Pour certains, de façon durable ou provisoire, le besoin d’étayage sur l’autre peut être extrêmement important. C’est le cas des personnalités narcissiques ou des états limites (border lines) pour qui le monde interne est vécu comme tellement vide que l’appui sur un objet externe est la seule issue imaginée comme possible. Cet appui peut prendre plusieurs formes : de l’ identification adhésive aux positions masochistes – il vaut mieux être objet de détestation que de se vivre comme rien du tout en passant par des investissements qui ont valeur d’aggripement. Certains empruntent la voie de la toxicomanie : l’objet toxique, a la fois parce qu’il est externe et parce qu’il procure des effets psychiques importants, vient colmater un espace psychique sérieusement mis à mal. D’autres peuvent prendre la voie opposée : le jeu vidéo est l’une d’elle. Il sera utilisé parce qu’il permet d’exercer un contrôle omnipotent sur un objet externe.
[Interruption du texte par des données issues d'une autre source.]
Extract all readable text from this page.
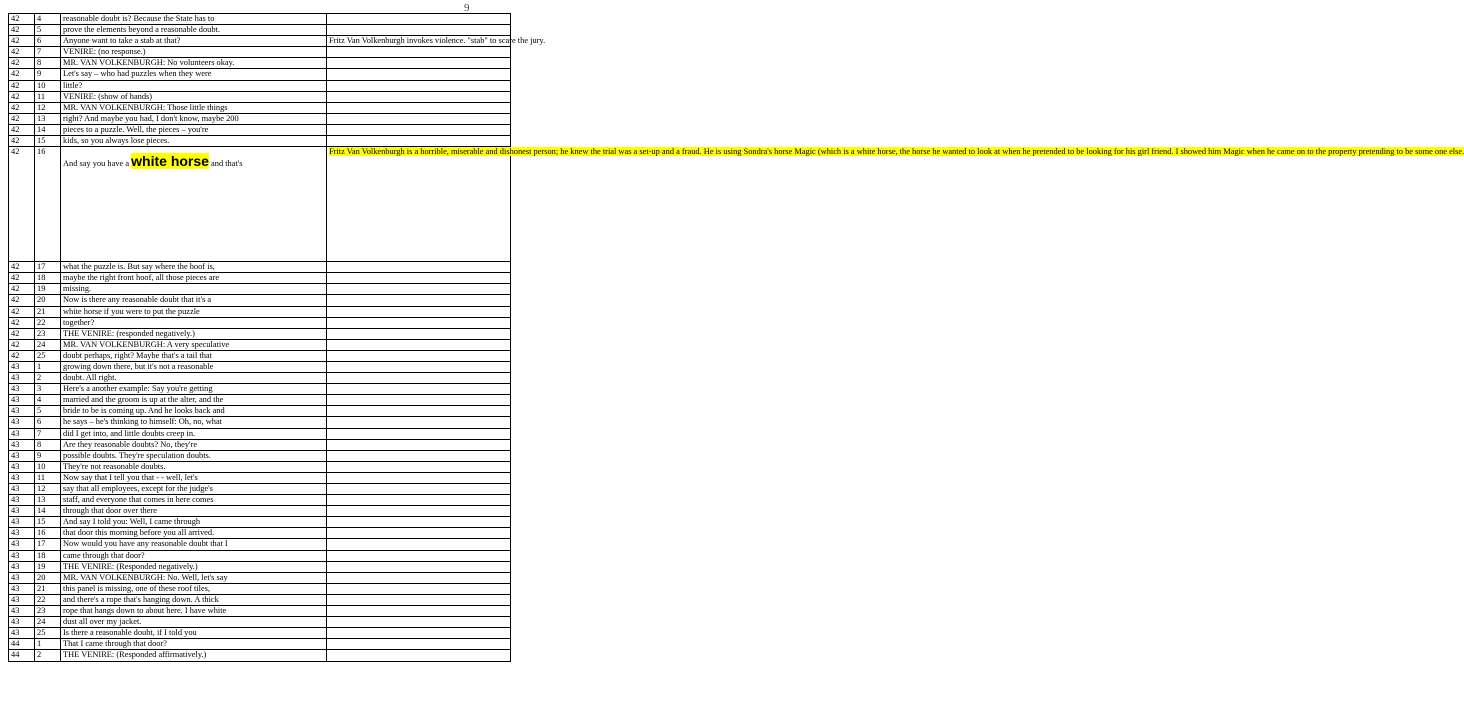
9
42	4	reasonable doubt is? Because the State has to	
42	5	prove the elements beyond a reasonable doubt.	
42	6	Anyone want to take a stab at that?	Fritz Van Volkenburgh invokes violence. "stab" to scare the jury.
42	7	VENIRE: (no response.)	
42	8	MR. VAN VOLKENBURGH: No volunteers okay.	
42	9	Let's say – who had puzzles when they were	
42	10	little?	
42	11	VENIRE: (show of hands)	
42	12	MR. VAN VOLKENBURGH: Those little things	
42	13	right? And maybe you had, I don't know, maybe 200	
42	14	pieces to a puzzle. Well, the pieces – you're	
42	15	kids, so you always lose pieces.	
42	16	And say you have a white horse and that's	Fritz Van Volkenburgh is a horrible, miserable and dishonest person; he knew the trial was a set-up and a fraud. He is using Sondra's horse Magic (which is a white horse, the horse he wanted to look at when he pretended to be looking for his girl friend. I showed him Magic when he came on to the property pretending to be some one else.
42	17	what the puzzle is. But say where the hoof is,	
42	18	maybe the right front hoof, all those pieces are	
42	19	missing.	
42	20	Now is there any reasonable doubt that it's a	
42	21	white horse if you were to put the puzzle	
42	22	together?	
42	23	THE VENIRE: (responded negatively.)	
42	24	MR. VAN VOLKENBURGH: A very speculative	
42	25	doubt perhaps, right? Maybe that's a tail that	
43	1	growing down there, but it's not a reasonable	
43	2	doubt. All right.	
43	3	Here's a another example: Say you're getting	
43	4	married and the groom is up at the alter, and the	
43	5	bride to be is coming up. And he looks back and	
43	6	he says – he's thinking to himself: Oh, no, what	
43	7	did I get into, and little doubts creep in.	
43	8	Are they reasonable doubts? No, they're	
43	9	possible doubts. They're speculation doubts.	
43	10	They're not reasonable doubts.	
43	11	Now say that I tell you that - - well, let's	
43	12	say that all employees, except for the judge's	
43	13	staff, and everyone that comes in here comes	
43	14	through that door over there	
43	15	And say I told you: Well, I came through	
43	16	that door this morning before you all arrived.	
43	17	Now would you have any reasonable doubt that I	
43	18	came through that door?	
43	19	THE VENIRE: (Responded negatively.)	
43	20	MR. VAN VOLKENBURGH: No. Well, let's say	
43	21	this panel is missing, one of these roof tiles,	
43	22	and there's a rope that's hanging down. A thick	
43	23	rope that hangs down to about here. I have white	
43	24	dust all over my jacket.	
43	25	Is there a reasonable doubt, if I told you	
44	1	That I came through that door?	
44	2	THE VENIRE: (Responded affirmatively.)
Faire du jeu vidéo, et plus particulièrement de la vie sociale qui se développe dans les MMO, une drogue, c’est d’abord transformer les tentatives d’élaboration de quelques uns en une pathologie. C’est ensuite méconnaître que pour le plus grand nombre, que ces mondes numériques, de WoW à Facebook en passant par Twitter sont des lieux de fabrication et d’invention de la subjectivité du 21ème siècle. Le réseau est pour les individus comme pour les institutions un appuis qui devient de plus en plus nécessaire; c’est un espace qui contient nos représentations; il est un lieu de stockage de nos mémoires; et c’est un lieu d’étayage des identités.